A friend of my wrote the following yesterday and though I may not be on the same page as he on all, I think he gets a critical point in all this:
"Migration (Hijrah)-we see new calls for America (like France) to increase its intake of Muslims dramatically such as immigration from Syria. For Muslims, immigration is seen as incredibly strategic. As well it should be. The Quran says: “I charge you with five of what Allah has charged me with: to assemble, to listen, to obey, to immigrate and to wage Jihad for the sake of Allah.”
The target according to the Quran? The West--the U.S--esp. Christians and Jews (what the Quran refers to as "people of the book").
Muhammad said this: “Migration will continue until the sun rises from the West. Hijrah would not be stopped until repentance is cut off, and repentance will not be cut off until the sun rises from the West”
As one author noted "Muslim immigration is a transitional period of preparation for transforming the host society from an open society into an Islamic society of the “slaves of Allah” and of establishing a political system, a State, based on Islamic principles."
According to U.S. Census Data, the United States admits roughly 100,000 Muslim immigrants legally each year, representing the fastest growing block of immigration into the United States. Tennessee (Nashville), in fact, is home to one of the fastest growing immigrant populations in the country....our President (the one who said hours before the French slaughter, that ISIL is contained) promote(s) an expansive immigration policy, esp from Syria. The Mayor in that city has launched a New Advisory Council to help facilitate the legally-sanctioned transition from the previous inhabitants of Nashville to the new ones (Islamic).

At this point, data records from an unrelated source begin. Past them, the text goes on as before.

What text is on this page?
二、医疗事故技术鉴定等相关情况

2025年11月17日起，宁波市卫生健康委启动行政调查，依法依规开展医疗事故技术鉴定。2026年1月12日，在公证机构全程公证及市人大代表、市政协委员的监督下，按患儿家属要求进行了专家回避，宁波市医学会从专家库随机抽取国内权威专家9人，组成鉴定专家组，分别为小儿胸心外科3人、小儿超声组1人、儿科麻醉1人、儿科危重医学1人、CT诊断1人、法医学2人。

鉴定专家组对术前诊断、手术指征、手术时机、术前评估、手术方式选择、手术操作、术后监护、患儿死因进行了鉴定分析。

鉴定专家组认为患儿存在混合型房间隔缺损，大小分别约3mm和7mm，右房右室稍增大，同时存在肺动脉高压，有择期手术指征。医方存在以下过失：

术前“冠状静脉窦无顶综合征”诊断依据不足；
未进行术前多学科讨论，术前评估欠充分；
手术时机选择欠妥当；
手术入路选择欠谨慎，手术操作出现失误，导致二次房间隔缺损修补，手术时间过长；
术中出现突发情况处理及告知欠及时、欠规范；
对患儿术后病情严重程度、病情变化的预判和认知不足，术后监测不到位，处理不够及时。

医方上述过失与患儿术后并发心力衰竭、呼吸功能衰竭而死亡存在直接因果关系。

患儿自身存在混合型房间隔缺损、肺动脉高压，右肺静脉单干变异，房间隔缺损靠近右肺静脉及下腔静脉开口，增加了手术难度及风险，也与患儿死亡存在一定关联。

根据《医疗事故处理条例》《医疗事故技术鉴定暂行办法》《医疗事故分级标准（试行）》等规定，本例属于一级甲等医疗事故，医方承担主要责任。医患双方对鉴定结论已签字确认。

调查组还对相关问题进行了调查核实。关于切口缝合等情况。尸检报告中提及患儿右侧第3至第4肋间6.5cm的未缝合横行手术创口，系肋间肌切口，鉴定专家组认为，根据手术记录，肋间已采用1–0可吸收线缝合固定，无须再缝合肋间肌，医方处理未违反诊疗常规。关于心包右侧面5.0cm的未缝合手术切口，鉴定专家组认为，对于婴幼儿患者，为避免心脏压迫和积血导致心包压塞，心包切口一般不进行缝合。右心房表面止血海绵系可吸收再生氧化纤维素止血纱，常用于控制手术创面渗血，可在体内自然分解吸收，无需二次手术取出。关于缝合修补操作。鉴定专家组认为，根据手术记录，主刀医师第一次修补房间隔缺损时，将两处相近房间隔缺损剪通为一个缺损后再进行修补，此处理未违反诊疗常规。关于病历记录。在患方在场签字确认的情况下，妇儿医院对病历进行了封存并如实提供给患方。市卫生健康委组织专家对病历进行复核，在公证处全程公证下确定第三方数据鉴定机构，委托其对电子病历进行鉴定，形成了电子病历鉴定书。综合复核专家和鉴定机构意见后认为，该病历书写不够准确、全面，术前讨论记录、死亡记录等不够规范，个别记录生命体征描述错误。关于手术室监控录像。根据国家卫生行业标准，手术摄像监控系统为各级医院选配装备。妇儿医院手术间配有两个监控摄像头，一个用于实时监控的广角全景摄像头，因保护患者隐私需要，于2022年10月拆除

I recognized that any group comprised of millions can not hold every aspect of what it means to live out the Quran in this life in perfect harmony. My comments are more directed at what I believe to be a growing and highly coordinated effort to usher in what the Quran calls the apocalypse such that the numbers and strategic initiatives are increasingly nearer a tipping point. I can't help but think that newer or more nominal Muslims are truly not aware of the implications of a theology that, by design, makes Christianity (at least one of) it's primary enemies. The danger is that only a few have to shift toward a more serious form of Islamic discipleship in order to radically change the equation. It is what I would call the power of the minority. Once engaged, that fringe group engenders the support of a global network, supported by activism and wealth. That in turn, catalyzes those now considered fringe to a more central and core ideology. I am not aware of any place in the Islamic world (much unlike the Christian world) whose trajectory is toward nominalism."